Welcome to my blog. My name is Mary. I am just a regular person like you. I went through life doing what I thought was the right thing. My life was difficult at times and I struggled through it. I worked hard and long thinking that was the only way to make it in this world. Making tons of mistakes and trying to fix myself in the process. I was always on a “quest” of sorts. I read many self improvement and psychology books. I also wanted to know more about God and increase my faith and understanding. In learning how to take care of myself, my family and my surroundings I learned to do many things. Sort of a “Jill of many trades”. I also became a Hospice nurse. Accomplished my dream of buying a house and a pickup truck. I thought I was on my way to finally succeeding at something. I was looking at everything all wrong.

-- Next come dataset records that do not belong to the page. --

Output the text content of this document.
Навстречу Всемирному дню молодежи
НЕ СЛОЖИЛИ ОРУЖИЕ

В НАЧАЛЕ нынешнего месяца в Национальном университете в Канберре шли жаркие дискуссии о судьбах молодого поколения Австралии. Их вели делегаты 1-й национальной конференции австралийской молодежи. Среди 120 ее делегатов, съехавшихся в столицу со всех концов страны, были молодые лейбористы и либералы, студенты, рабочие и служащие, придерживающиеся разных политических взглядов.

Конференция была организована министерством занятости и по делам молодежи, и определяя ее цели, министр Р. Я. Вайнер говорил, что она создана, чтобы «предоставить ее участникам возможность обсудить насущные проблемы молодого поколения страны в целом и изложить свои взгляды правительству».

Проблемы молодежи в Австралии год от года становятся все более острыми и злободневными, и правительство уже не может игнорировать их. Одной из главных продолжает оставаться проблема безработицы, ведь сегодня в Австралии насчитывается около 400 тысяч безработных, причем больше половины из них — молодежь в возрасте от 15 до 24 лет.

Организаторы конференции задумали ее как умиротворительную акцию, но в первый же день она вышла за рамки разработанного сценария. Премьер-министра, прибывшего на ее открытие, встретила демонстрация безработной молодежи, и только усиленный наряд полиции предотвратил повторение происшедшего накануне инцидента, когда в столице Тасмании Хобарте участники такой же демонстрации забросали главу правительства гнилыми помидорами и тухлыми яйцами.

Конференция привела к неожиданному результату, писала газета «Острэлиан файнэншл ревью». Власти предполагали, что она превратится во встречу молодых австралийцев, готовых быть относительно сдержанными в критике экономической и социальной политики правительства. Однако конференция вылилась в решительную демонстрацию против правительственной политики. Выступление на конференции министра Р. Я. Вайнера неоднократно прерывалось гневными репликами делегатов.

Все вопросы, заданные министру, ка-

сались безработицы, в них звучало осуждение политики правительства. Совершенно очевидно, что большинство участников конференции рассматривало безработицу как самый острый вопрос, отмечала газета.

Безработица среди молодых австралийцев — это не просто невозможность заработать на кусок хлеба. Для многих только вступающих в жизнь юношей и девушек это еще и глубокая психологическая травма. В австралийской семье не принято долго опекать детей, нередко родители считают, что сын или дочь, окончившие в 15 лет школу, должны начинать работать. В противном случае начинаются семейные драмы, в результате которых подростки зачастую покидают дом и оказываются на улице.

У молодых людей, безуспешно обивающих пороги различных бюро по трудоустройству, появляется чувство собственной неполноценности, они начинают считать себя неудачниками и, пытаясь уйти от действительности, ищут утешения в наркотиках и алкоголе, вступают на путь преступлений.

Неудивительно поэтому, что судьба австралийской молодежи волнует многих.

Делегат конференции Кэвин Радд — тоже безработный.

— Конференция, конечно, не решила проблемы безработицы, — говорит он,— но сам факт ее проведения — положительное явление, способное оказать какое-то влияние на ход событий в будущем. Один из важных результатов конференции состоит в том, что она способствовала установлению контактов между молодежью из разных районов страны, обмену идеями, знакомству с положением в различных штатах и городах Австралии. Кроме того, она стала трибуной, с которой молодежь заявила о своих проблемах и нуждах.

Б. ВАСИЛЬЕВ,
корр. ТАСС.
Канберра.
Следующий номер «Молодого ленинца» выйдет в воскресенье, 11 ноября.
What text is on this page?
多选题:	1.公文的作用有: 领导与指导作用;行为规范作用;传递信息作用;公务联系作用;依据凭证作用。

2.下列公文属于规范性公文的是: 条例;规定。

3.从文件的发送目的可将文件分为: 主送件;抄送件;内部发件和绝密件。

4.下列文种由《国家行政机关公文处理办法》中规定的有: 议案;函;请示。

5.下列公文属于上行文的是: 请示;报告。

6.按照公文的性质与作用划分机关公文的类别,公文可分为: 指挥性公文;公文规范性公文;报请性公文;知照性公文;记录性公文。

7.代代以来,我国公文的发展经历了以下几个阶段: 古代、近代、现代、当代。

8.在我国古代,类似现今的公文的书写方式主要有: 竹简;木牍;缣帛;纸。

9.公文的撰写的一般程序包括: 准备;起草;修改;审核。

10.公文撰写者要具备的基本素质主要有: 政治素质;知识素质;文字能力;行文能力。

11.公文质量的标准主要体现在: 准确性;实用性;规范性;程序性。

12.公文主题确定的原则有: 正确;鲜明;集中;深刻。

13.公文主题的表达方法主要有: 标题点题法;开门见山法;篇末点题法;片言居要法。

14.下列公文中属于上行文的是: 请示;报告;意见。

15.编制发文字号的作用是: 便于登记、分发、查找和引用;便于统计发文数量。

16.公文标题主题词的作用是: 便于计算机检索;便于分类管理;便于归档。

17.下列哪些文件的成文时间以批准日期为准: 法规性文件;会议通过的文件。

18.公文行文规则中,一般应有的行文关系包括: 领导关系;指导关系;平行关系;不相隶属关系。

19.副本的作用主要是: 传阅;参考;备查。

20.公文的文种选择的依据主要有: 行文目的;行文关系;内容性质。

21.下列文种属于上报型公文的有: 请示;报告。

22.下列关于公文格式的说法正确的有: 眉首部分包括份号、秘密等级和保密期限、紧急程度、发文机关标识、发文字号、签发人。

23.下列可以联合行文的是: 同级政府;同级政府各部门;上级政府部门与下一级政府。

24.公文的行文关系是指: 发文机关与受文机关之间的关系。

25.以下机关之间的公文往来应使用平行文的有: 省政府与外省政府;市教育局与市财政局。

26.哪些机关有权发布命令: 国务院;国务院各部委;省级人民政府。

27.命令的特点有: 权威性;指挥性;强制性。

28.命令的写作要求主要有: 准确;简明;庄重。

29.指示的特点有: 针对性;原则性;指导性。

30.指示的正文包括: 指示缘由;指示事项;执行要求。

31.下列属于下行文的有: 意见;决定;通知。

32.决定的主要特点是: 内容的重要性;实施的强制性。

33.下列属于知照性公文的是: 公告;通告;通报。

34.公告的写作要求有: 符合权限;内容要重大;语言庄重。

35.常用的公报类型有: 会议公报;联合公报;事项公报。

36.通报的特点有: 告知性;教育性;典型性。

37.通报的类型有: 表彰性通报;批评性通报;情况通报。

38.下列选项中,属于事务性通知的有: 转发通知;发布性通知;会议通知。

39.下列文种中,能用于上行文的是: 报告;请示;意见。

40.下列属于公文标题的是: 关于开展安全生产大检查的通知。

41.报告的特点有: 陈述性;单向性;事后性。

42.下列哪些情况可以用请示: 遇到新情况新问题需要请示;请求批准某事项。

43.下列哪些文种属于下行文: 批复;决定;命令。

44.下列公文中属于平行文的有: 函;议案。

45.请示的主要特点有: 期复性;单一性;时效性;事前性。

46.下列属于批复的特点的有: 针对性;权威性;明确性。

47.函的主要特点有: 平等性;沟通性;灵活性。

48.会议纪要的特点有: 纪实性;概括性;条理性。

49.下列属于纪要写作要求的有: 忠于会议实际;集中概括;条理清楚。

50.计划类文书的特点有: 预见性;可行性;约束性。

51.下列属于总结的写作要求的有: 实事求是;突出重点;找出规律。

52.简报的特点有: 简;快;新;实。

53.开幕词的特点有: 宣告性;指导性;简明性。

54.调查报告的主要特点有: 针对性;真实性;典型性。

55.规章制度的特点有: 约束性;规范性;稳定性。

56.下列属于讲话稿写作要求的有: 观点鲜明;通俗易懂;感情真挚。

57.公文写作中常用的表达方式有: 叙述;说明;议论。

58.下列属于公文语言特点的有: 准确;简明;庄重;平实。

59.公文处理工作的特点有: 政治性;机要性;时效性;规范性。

After receiving another work injury my entire life changed. I thought it was all over for me. I grieved many things. The loss of independence, my home, my career, my way of life. I did not live a fancy life, just a regular working person. Caring for my home, bills, pets, and doing whatever I could to help others. I went to church every Sunday and holiday. I prayed and prayed. I finally started listening and paying more attention. I stopped my pity party and began all over. Since I tried living so many other ways in my lifetime and did not manage to have any self respect due to my living circumstances I decided to try it the way the Bible speaks of life. Maybe that’s what I was supposed to do all along. This was what I was missing. Living the clean life, no drinking, drugs, sex outside of marriage, no gossip, no nothing that Jesus would not approve of.
I don’t want anyone to think this was an overnight ah-ha moment. It took a new type of work and my attention to how I reacted and behaved to others. It is about love. Which is something I thought I knew about before. I was always looking for love in “all the wrong places” sidetracking myself. I also did not realize how big an influence Satan was on my life. What a deception. It has not been easy peeling away all the layers of hurt, distrust, abuse, anger, violations and the list goes on. But I am happy to do it. I am being remade by the Potter. Because I am the willing clay.
When I found out about the only two choices I had after I died (Heaven or Hell) I realized I needed to get a move on making amends to myself and others. It’s a process, I keep praying and asking God for enlightenment and direction. I praise and thank Him always, for the good, the bad, the past, the present and for what’s to come. We all have choices, I made mine, I want to go to Heaven when I die.